What are healthy fats?
Unsaturated fats aka ‘healthy fats’ help reduce the risk of high blood cholesterol, heart disease and overall mortality. There are two main forms of unsaturated fat, polyunsaturated and monounsaturated. They differ in their chemical composition and as a result have slightly different health benefits.
- monounsaturated fat Include olive, canola, sesame, safflower and peanut oils, avocado, some nuts, such as cashews, almonds, some seeds and peanut butter.
- polyunsaturated fat These mainly include two types of omega fats, the first being omega-3 fats such as oily fish, walnuts, chia seeds and soybeans. The second is omega-6 fats that can be found in foods such as sunflower, soybean and sesame oils, nuts and sunflower seeds.

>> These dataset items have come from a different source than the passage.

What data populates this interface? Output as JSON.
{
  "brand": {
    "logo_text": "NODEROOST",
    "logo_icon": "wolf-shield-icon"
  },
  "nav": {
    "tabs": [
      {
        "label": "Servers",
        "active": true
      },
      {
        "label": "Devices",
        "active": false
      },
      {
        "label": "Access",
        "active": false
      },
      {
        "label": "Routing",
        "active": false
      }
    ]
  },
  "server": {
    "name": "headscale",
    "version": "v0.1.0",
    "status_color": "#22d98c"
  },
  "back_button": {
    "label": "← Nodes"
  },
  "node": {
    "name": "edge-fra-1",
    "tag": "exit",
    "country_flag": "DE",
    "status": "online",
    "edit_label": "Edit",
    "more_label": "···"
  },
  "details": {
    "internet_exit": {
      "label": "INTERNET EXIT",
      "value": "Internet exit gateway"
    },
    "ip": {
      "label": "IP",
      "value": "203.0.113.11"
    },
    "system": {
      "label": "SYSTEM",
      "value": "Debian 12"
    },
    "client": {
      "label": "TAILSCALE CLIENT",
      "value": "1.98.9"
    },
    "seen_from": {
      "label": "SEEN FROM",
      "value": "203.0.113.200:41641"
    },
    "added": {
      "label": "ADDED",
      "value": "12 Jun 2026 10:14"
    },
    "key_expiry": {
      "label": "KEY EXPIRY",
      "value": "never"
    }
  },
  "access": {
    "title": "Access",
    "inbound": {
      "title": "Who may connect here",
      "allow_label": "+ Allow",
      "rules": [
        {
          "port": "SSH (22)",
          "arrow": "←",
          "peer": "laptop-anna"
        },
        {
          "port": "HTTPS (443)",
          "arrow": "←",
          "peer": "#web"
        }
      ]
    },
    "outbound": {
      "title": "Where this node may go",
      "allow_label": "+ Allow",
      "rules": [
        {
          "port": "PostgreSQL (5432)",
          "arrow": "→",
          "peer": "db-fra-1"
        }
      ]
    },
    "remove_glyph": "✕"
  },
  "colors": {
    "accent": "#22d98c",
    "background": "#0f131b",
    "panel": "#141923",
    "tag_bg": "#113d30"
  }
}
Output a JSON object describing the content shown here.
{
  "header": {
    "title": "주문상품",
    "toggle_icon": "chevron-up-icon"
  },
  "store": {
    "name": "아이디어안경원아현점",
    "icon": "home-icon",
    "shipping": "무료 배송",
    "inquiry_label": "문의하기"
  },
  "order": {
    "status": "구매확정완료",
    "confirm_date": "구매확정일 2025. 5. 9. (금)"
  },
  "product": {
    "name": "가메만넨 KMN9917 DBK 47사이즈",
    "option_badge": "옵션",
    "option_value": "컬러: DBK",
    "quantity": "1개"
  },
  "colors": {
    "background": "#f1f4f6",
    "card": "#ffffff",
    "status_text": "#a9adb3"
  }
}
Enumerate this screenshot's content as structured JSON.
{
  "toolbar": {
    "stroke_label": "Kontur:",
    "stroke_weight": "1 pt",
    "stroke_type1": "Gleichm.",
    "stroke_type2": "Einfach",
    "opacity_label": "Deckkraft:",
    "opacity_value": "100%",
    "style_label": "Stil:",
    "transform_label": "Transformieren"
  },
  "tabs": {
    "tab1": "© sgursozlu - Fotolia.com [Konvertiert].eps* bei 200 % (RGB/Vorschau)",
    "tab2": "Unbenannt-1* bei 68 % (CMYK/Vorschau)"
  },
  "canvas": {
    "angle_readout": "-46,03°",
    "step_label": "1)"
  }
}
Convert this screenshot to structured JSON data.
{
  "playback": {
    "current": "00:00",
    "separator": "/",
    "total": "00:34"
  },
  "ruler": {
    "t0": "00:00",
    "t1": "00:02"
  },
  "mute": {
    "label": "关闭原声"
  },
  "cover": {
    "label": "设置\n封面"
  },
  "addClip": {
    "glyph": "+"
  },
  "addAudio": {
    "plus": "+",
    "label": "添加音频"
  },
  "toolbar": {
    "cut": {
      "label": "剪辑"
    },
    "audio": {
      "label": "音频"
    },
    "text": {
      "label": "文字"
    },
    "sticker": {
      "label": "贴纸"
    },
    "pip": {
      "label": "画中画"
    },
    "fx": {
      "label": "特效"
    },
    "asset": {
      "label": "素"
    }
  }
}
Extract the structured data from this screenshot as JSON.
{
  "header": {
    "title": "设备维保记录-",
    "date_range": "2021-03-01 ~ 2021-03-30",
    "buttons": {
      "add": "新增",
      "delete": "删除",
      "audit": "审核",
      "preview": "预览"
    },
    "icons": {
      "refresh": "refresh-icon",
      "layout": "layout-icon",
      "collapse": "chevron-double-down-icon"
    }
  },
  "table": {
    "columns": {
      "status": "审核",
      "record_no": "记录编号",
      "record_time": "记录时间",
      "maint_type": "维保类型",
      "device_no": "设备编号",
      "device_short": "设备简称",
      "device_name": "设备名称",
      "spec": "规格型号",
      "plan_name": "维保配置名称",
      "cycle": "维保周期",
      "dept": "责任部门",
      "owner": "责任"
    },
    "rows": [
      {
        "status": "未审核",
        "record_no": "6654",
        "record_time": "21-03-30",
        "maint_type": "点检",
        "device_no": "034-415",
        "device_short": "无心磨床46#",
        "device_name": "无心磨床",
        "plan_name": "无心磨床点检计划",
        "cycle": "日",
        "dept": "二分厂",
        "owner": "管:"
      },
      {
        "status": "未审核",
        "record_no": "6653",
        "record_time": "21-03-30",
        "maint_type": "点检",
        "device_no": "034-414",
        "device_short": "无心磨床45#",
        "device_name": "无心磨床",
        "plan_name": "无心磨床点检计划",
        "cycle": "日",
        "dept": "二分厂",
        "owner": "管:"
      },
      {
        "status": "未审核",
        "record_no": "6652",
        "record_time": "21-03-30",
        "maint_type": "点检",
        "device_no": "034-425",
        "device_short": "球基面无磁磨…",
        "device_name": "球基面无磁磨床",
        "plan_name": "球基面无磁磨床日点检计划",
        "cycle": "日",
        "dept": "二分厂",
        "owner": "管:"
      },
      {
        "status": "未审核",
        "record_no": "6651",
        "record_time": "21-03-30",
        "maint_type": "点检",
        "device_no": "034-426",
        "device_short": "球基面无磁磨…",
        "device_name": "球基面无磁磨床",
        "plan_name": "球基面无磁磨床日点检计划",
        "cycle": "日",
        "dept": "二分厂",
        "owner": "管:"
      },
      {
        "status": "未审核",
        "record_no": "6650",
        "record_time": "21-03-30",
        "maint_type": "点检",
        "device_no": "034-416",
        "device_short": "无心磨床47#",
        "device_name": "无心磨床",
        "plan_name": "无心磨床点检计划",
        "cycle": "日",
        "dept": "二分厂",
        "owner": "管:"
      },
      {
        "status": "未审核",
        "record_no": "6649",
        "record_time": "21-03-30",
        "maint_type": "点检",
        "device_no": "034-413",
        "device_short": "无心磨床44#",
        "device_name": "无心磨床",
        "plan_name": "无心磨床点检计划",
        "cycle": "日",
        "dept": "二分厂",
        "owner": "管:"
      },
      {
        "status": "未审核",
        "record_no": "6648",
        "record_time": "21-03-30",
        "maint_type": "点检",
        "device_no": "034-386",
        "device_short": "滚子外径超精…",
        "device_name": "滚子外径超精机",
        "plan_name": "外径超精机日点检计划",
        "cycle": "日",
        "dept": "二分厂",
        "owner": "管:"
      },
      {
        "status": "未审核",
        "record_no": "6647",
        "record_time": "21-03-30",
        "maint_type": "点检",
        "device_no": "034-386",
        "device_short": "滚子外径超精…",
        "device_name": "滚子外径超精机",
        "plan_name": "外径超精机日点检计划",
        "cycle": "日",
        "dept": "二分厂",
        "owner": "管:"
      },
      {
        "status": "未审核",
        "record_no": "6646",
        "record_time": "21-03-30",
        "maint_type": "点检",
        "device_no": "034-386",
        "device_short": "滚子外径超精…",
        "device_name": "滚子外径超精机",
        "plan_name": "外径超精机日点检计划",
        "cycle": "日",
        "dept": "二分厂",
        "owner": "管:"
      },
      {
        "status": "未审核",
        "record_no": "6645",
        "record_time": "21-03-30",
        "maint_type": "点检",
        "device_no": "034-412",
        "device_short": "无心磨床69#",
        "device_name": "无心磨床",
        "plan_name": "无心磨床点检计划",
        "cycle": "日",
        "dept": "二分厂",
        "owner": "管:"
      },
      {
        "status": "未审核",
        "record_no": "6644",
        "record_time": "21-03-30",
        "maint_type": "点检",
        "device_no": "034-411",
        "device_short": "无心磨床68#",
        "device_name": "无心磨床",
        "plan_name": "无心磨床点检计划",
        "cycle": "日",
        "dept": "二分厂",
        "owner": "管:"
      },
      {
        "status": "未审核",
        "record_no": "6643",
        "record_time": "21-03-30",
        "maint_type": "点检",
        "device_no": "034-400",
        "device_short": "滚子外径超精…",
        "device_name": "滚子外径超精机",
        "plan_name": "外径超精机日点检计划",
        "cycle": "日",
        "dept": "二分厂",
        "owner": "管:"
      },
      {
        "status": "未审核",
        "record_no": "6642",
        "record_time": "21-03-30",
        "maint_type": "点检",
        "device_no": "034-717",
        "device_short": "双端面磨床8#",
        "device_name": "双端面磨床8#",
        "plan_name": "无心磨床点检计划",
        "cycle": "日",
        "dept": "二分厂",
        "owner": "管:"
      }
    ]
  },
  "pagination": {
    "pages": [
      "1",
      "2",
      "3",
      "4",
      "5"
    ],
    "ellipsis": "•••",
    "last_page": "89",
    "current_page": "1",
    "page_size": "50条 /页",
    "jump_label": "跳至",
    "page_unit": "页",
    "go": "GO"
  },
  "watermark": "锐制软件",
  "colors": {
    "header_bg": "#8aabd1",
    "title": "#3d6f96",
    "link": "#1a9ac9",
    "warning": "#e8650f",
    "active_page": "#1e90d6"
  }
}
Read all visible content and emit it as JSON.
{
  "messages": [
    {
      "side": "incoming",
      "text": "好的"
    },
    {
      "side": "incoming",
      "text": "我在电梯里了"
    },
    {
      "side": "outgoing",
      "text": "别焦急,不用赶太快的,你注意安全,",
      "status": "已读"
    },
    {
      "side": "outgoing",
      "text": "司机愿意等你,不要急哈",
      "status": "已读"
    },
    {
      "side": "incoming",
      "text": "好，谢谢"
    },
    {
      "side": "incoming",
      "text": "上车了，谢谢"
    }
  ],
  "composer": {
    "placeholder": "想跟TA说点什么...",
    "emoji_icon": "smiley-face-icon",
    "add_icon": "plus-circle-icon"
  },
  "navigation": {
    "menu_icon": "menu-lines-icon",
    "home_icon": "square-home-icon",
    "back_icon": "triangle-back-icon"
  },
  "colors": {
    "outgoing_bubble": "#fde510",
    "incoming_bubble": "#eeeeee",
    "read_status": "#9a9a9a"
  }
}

- Saturated fatExcess of these in the body increases the risk of heart disease and high blood cholesterol levels. This includes food such as dairy, coconut products, fries, cakes, etc.
- trans fat: These are unsaturated fats that have been processed and, as a result, behave like saturated fats. An increase in ‘bad’ cholesterol in the body and a decrease in ‘good’ cholesterol determines a major risk factor for heart disease. Its main sources are butter and canned foods.